Adding New Validation Rules

// src/validator/rules/custom-rule.ts
export class CustomValidationRule {
  validate(card: AgentCard): ValidationError[] {
    const errors: ValidationError[] = [];

    // Custom validation logic
    if (customCondition(card)) {
      errors.push({
        code: 'CUSTOM_ERROR',
        message: 'Custom validation failed',
        severity: 'error'
      });
    }

    return errors;
  }
}

// Register in validator
validator.addRule(new CustomValidationRule());

Custom Output Formatters

// src/output/xml-output.ts
export class XmlOutput implements OutputFormatter {
  display(result: ValidationResult): void {
    const xml = this.convertToXml(result);
    console.log(xml);
  }

  private convertToXml(result: ValidationResult): string {
    // XML conversion logic
  }
}

Plugin Architecture (Future)

// Future plugin system design
interface ValidationPlugin {
  name: string;
  version: string;
  validate(card: AgentCard, options: ValidationOptions): Promise<PluginResult>;
}

class PluginManager {
  private plugins: ValidationPlugin[] = [];

  register(plugin: ValidationPlugin): void {
    this.plugins.push(plugin);
  }

  async runPlugins(card: AgentCard): Promise<PluginResult[]> {
    return Promise.all(
      this.plugins.map(plugin => plugin.validate(card, {}))
    );
  }
}

Configuration System (Future)

// .capiscio.config.js
export default {
  validation: {
    strictness: 'progressive',
    timeout: 10000,
    rules: {
      'schema-validation': { enabled: true },
      'version-compatibility': { enabled: true },
      'custom-rule': { enabled: false }
    }
  },
  output: {
    format: 'console',
    colors: true,
    verbose: false
  }
};

Testing Architecture

Test Structure

tests/
├── unit/
│   ├── validator.test.ts
│   ├── http-client.test.ts
│   └── utils.test.ts
├── integration/
│   ├── cli.test.ts
│   └── end-to-end.test.ts
└── fixtures/
    ├── valid-agents/
    └── invalid-agents/

Testing Patterns

  1. Unit Tests: Individual component testing
  2. Integration Tests: Component interaction testing
  3. E2E Tests: Full CLI workflow testing
  4. Mock Strategy: HTTP client mocking for network tests

See Also

Building an Agent?

This document is for extending capiscio-cli.
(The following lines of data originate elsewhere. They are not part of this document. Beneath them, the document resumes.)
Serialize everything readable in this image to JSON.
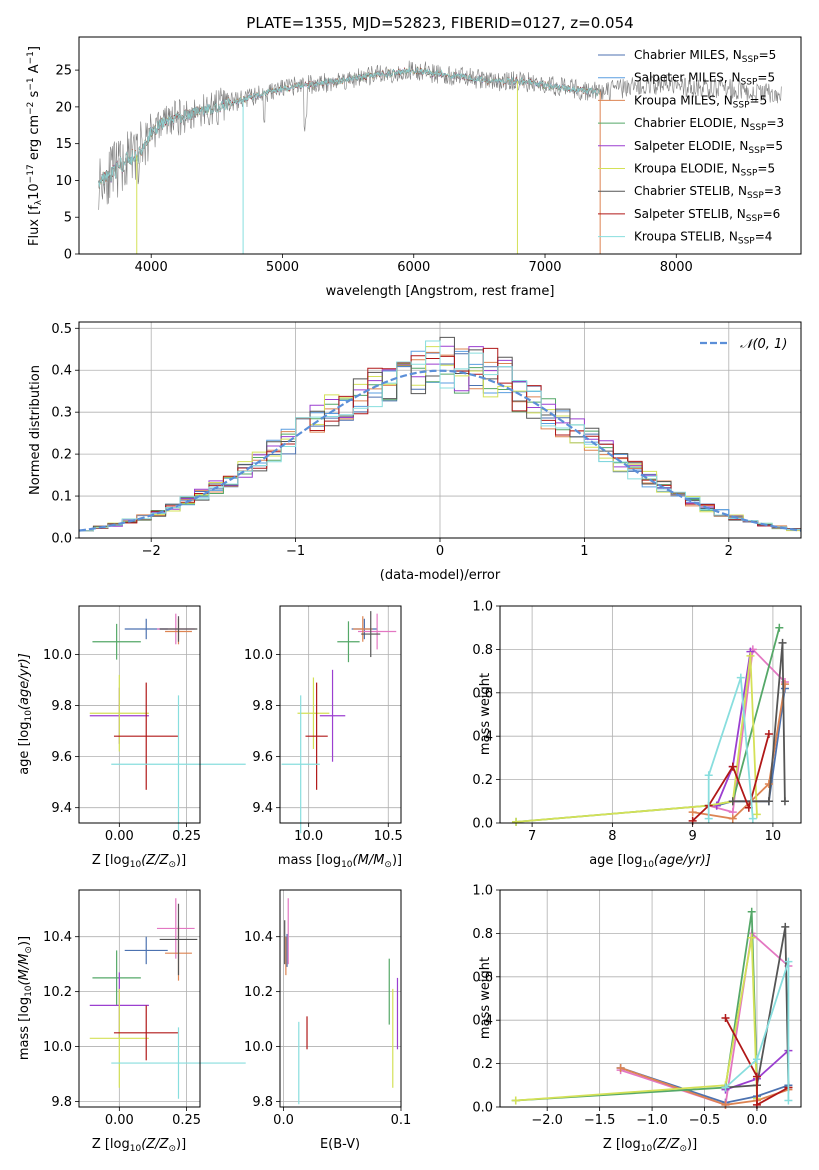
{
  "chart_data": [
    {
      "type": "line",
      "id": "spectrum",
      "title": "PLATE=1355, MJD=52823, FIBERID=0127, z=0.054",
      "xlabel": "wavelength [Angstrom, rest frame]",
      "ylabel_parts": [
        "Flux [f",
        "λ",
        "10",
        "−17",
        " erg cm",
        "−2",
        " s",
        "−1",
        " A",
        "−1",
        "]"
      ],
      "xlim": [
        3450,
        8950
      ],
      "ylim": [
        0,
        29.5
      ],
      "xticks": [
        4000,
        5000,
        6000,
        7000,
        8000
      ],
      "yticks": [
        0,
        5,
        10,
        15,
        20,
        25
      ],
      "data_continuum": {
        "x": [
          3600,
          3700,
          3800,
          3900,
          4000,
          4100,
          4200,
          4300,
          4400,
          4600,
          4800,
          5000,
          5200,
          5400,
          5600,
          5800,
          6000,
          6200,
          6400,
          6600,
          6800,
          7000,
          7200,
          7400,
          7600,
          7800,
          8000,
          8200,
          8400,
          8600,
          8800
        ],
        "y": [
          10,
          11,
          12.5,
          13.5,
          16.5,
          18,
          18.5,
          19,
          19.5,
          20.5,
          21.5,
          22.5,
          23,
          23.5,
          24,
          24.5,
          25,
          24.5,
          24,
          23.5,
          23.5,
          23,
          22.5,
          22,
          22.5,
          23,
          23,
          22.5,
          22.5,
          22,
          21.5
        ]
      },
      "legend_lines": [
        {
          "name": "Chabrier MILES",
          "n": "5",
          "color": "#4c72b0"
        },
        {
          "name": "Salpeter MILES",
          "n": "5",
          "color": "#5a9ee0"
        },
        {
          "name": "Kroupa MILES",
          "n": "5",
          "color": "#dd8452"
        },
        {
          "name": "Chabrier ELODIE",
          "n": "3",
          "color": "#55a868"
        },
        {
          "name": "Salpeter ELODIE",
          "n": "5",
          "color": "#9b3fd0"
        },
        {
          "name": "Kroupa ELODIE",
          "n": "5",
          "color": "#d4e157"
        },
        {
          "name": "Chabrier STELIB",
          "n": "3",
          "color": "#555555"
        },
        {
          "name": "Salpeter STELIB",
          "n": "6",
          "color": "#b01818"
        },
        {
          "name": "Kroupa STELIB",
          "n": "4",
          "color": "#88dede"
        }
      ]
    },
    {
      "type": "histogram",
      "id": "residuals",
      "xlabel": "(data-model)/error",
      "ylabel": "Normed distribution",
      "xlim": [
        -2.5,
        2.5
      ],
      "ylim": [
        0,
        0.515
      ],
      "xticks": [
        -2,
        -1,
        0,
        1,
        2
      ],
      "yticks": [
        0,
        0.1,
        0.2,
        0.3,
        0.4,
        0.5
      ],
      "legend": "𝒩(0, 1)",
      "gaussian_color": "#5b8fd8"
    },
    {
      "type": "scatter",
      "id": "age_vs_Z",
      "xlabel_plain": "Z [log",
      "xlabel_parts": [
        "Z [log",
        "10",
        "(Z/Z",
        "⊙",
        ")]"
      ],
      "ylabel_parts": [
        "age  [log",
        "10",
        "(age/yr)]"
      ],
      "xlim": [
        -0.15,
        0.3
      ],
      "ylim": [
        9.34,
        10.19
      ],
      "xticks": [
        0.0,
        0.25
      ],
      "yticks": [
        9.4,
        9.6,
        9.8,
        10.0
      ],
      "points": [
        {
          "x": 0.1,
          "y": 10.1,
          "xerr": 0.08,
          "yerr": 0.04,
          "color": "#4c72b0"
        },
        {
          "x": 0.21,
          "y": 10.1,
          "xerr": 0.07,
          "yerr": 0.06,
          "color": "#e377c2"
        },
        {
          "x": 0.22,
          "y": 10.09,
          "xerr": 0.05,
          "yerr": 0.05,
          "color": "#dd8452"
        },
        {
          "x": -0.01,
          "y": 10.05,
          "xerr": 0.09,
          "yerr": 0.07,
          "color": "#55a868"
        },
        {
          "x": 0.22,
          "y": 10.1,
          "xerr": 0.07,
          "yerr": 0.05,
          "color": "#555555"
        },
        {
          "x": 0.0,
          "y": 9.76,
          "xerr": 0.11,
          "yerr": 0.11,
          "color": "#9b3fd0"
        },
        {
          "x": 0.0,
          "y": 9.77,
          "xerr": 0.11,
          "yerr": 0.15,
          "color": "#d4e157"
        },
        {
          "x": 0.1,
          "y": 9.68,
          "xerr": 0.12,
          "yerr": 0.21,
          "color": "#b01818"
        },
        {
          "x": 0.22,
          "y": 9.57,
          "xerr": 0.25,
          "yerr": 0.27,
          "color": "#88dede"
        }
      ]
    },
    {
      "type": "scatter",
      "id": "age_vs_mass",
      "xlabel_parts": [
        "mass [log",
        "10",
        "(M/M",
        "⊙",
        ")]"
      ],
      "xlim": [
        9.82,
        10.58
      ],
      "ylim": [
        9.34,
        10.19
      ],
      "xticks": [
        10.0,
        10.5
      ],
      "yticks": [
        9.4,
        9.6,
        9.8,
        10.0
      ],
      "points": [
        {
          "x": 10.35,
          "y": 10.1,
          "xerr": 0.08,
          "yerr": 0.04,
          "color": "#4c72b0"
        },
        {
          "x": 10.43,
          "y": 10.09,
          "xerr": 0.12,
          "yerr": 0.07,
          "color": "#e377c2"
        },
        {
          "x": 10.34,
          "y": 10.1,
          "xerr": 0.06,
          "yerr": 0.05,
          "color": "#dd8452"
        },
        {
          "x": 10.25,
          "y": 10.05,
          "xerr": 0.07,
          "yerr": 0.08,
          "color": "#55a868"
        },
        {
          "x": 10.39,
          "y": 10.08,
          "xerr": 0.06,
          "yerr": 0.09,
          "color": "#555555"
        },
        {
          "x": 10.15,
          "y": 9.76,
          "xerr": 0.08,
          "yerr": 0.18,
          "color": "#9b3fd0"
        },
        {
          "x": 10.03,
          "y": 9.77,
          "xerr": 0.1,
          "yerr": 0.14,
          "color": "#d4e157"
        },
        {
          "x": 10.05,
          "y": 9.68,
          "xerr": 0.07,
          "yerr": 0.21,
          "color": "#b01818"
        },
        {
          "x": 9.95,
          "y": 9.57,
          "xerr": 0.12,
          "yerr": 0.27,
          "color": "#88dede"
        }
      ]
    },
    {
      "type": "line",
      "id": "weight_vs_age",
      "xlabel_parts": [
        "age  [log",
        "10",
        "(age/yr)]"
      ],
      "ylabel": "mass weight",
      "xlim": [
        6.6,
        10.35
      ],
      "ylim": [
        0,
        1.0
      ],
      "xticks": [
        7,
        8,
        9,
        10
      ],
      "yticks": [
        0.0,
        0.2,
        0.4,
        0.6,
        0.8,
        1.0
      ],
      "series": [
        {
          "color": "#4c72b0",
          "x": [
            9.3,
            9.5,
            9.95,
            10.15
          ],
          "y": [
            0.08,
            0.1,
            0.1,
            0.62
          ]
        },
        {
          "color": "#e377c2",
          "x": [
            9.2,
            9.5,
            9.75,
            10.15
          ],
          "y": [
            0.08,
            0.05,
            0.8,
            0.65
          ]
        },
        {
          "color": "#dd8452",
          "x": [
            9.0,
            9.5,
            9.95,
            10.15
          ],
          "y": [
            0.05,
            0.02,
            0.18,
            0.64
          ]
        },
        {
          "color": "#55a868",
          "x": [
            6.8,
            9.2,
            9.5,
            10.08
          ],
          "y": [
            0.005,
            0.08,
            0.1,
            0.9
          ]
        },
        {
          "color": "#9b3fd0",
          "x": [
            9.3,
            9.5,
            9.72
          ],
          "y": [
            0.08,
            0.26,
            0.79
          ]
        },
        {
          "color": "#d4e157",
          "x": [
            6.8,
            9.2,
            9.5,
            9.72,
            9.8
          ],
          "y": [
            0.005,
            0.08,
            0.1,
            0.77,
            0.04
          ]
        },
        {
          "color": "#555555",
          "x": [
            9.5,
            9.95,
            10.12,
            10.15
          ],
          "y": [
            0.1,
            0.1,
            0.83,
            0.1
          ]
        },
        {
          "color": "#b01818",
          "x": [
            9.0,
            9.2,
            9.5,
            9.7,
            9.95
          ],
          "y": [
            0.01,
            0.08,
            0.26,
            0.07,
            0.41
          ]
        },
        {
          "color": "#88dede",
          "x": [
            9.2,
            9.2,
            9.6,
            9.75
          ],
          "y": [
            0.02,
            0.22,
            0.67,
            0.02
          ]
        }
      ]
    },
    {
      "type": "scatter",
      "id": "mass_vs_Z",
      "xlabel_parts": [
        "Z [log",
        "10",
        "(Z/Z",
        "⊙",
        ")]"
      ],
      "ylabel_parts": [
        "mass [log",
        "10",
        "(M/M",
        "⊙",
        ")]"
      ],
      "xlim": [
        -0.15,
        0.3
      ],
      "ylim": [
        9.78,
        10.57
      ],
      "xticks": [
        0.0,
        0.25
      ],
      "yticks": [
        9.8,
        10.0,
        10.2,
        10.4
      ],
      "points": [
        {
          "x": 0.1,
          "y": 10.35,
          "xerr": 0.08,
          "yerr": 0.05,
          "color": "#4c72b0"
        },
        {
          "x": 0.21,
          "y": 10.43,
          "xerr": 0.07,
          "yerr": 0.11,
          "color": "#e377c2"
        },
        {
          "x": 0.22,
          "y": 10.34,
          "xerr": 0.05,
          "yerr": 0.1,
          "color": "#dd8452"
        },
        {
          "x": -0.01,
          "y": 10.25,
          "xerr": 0.09,
          "yerr": 0.1,
          "color": "#55a868"
        },
        {
          "x": 0.22,
          "y": 10.39,
          "xerr": 0.07,
          "yerr": 0.13,
          "color": "#555555"
        },
        {
          "x": 0.0,
          "y": 10.15,
          "xerr": 0.11,
          "yerr": 0.12,
          "color": "#9b3fd0"
        },
        {
          "x": 0.0,
          "y": 10.03,
          "xerr": 0.11,
          "yerr": 0.18,
          "color": "#d4e157"
        },
        {
          "x": 0.1,
          "y": 10.05,
          "xerr": 0.12,
          "yerr": 0.1,
          "color": "#b01818"
        },
        {
          "x": 0.22,
          "y": 9.94,
          "xerr": 0.25,
          "yerr": 0.13,
          "color": "#88dede"
        }
      ]
    },
    {
      "type": "scatter",
      "id": "mass_vs_ebv",
      "xlabel": "E(B-V)",
      "xlim": [
        -0.003,
        0.1
      ],
      "ylim": [
        9.78,
        10.57
      ],
      "xticks": [
        0.0,
        0.1
      ],
      "yticks": [
        9.8,
        10.0,
        10.2,
        10.4
      ],
      "points": [
        {
          "x": 0.003,
          "y": 10.35,
          "yerr": 0.06,
          "color": "#4c72b0"
        },
        {
          "x": 0.004,
          "y": 10.42,
          "yerr": 0.12,
          "color": "#e377c2"
        },
        {
          "x": 0.002,
          "y": 10.33,
          "yerr": 0.07,
          "color": "#dd8452"
        },
        {
          "x": 0.09,
          "y": 10.2,
          "yerr": 0.12,
          "color": "#55a868"
        },
        {
          "x": 0.001,
          "y": 10.38,
          "yerr": 0.08,
          "color": "#555555"
        },
        {
          "x": 0.097,
          "y": 10.12,
          "yerr": 0.13,
          "color": "#9b3fd0"
        },
        {
          "x": 0.093,
          "y": 10.03,
          "yerr": 0.18,
          "color": "#d4e157"
        },
        {
          "x": 0.02,
          "y": 10.05,
          "yerr": 0.06,
          "color": "#b01818"
        },
        {
          "x": 0.013,
          "y": 9.94,
          "yerr": 0.15,
          "color": "#88dede"
        }
      ]
    },
    {
      "type": "line",
      "id": "weight_vs_Z",
      "xlabel_parts": [
        "Z [log",
        "10",
        "(Z/Z",
        "⊙",
        ")]"
      ],
      "ylabel": "mass weight",
      "xlim": [
        -2.45,
        0.42
      ],
      "ylim": [
        0,
        1.0
      ],
      "xticks": [
        -2.0,
        -1.5,
        -1.0,
        -0.5,
        0.0
      ],
      "xtick_labels": [
        "−2.0",
        "−1.5",
        "−1.0",
        "−0.5",
        "0.0"
      ],
      "yticks": [
        0.0,
        0.2,
        0.4,
        0.6,
        0.8,
        1.0
      ],
      "series": [
        {
          "color": "#4c72b0",
          "x": [
            -1.3,
            -0.3,
            0.0,
            0.3
          ],
          "y": [
            0.18,
            0.02,
            0.05,
            0.1
          ]
        },
        {
          "color": "#e377c2",
          "x": [
            -1.3,
            -0.3,
            -0.05,
            0.3
          ],
          "y": [
            0.17,
            0.01,
            0.8,
            0.65
          ]
        },
        {
          "color": "#dd8452",
          "x": [
            -1.3,
            -0.3,
            0.0,
            0.3
          ],
          "y": [
            0.18,
            0.01,
            0.03,
            0.08
          ]
        },
        {
          "color": "#55a868",
          "x": [
            -2.3,
            -0.3,
            -0.05,
            0.0
          ],
          "y": [
            0.03,
            0.09,
            0.9,
            0.1
          ]
        },
        {
          "color": "#9b3fd0",
          "x": [
            -0.3,
            0.0,
            0.3
          ],
          "y": [
            0.08,
            0.13,
            0.26
          ]
        },
        {
          "color": "#d4e157",
          "x": [
            -2.3,
            -0.3,
            -0.05,
            0.0
          ],
          "y": [
            0.03,
            0.1,
            0.78,
            0.04
          ]
        },
        {
          "color": "#555555",
          "x": [
            -0.3,
            0.0,
            0.27,
            0.3
          ],
          "y": [
            0.09,
            0.1,
            0.83,
            0.09
          ]
        },
        {
          "color": "#b01818",
          "x": [
            -0.3,
            0.0,
            0.0,
            0.3
          ],
          "y": [
            0.41,
            0.14,
            0.01,
            0.09
          ]
        },
        {
          "color": "#88dede",
          "x": [
            -0.3,
            0.0,
            0.3,
            0.3
          ],
          "y": [
            0.09,
            0.22,
            0.67,
            0.03
          ]
        }
      ]
    }
  ]
}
If you're building an A2A agent, see CapiscIO A2A Security for runtime protection.

Maintenance & Evolution

Version Management

  • Semantic versioning for public API
  • Internal API versioning for extensions
  • Backward compatibility guarantees

Code Quality

  • TypeScript strict mode
  • ESLint with custom rules
  • Automated testing in CI
  • Code coverage requirements

Performance Monitoring

  • Validation timing metrics
  • Memory usage tracking
  • Bundle size monitoring
  • Performance regression testing

This architecture provides a solid foundation for the current CLI while enabling future growth and extensibility.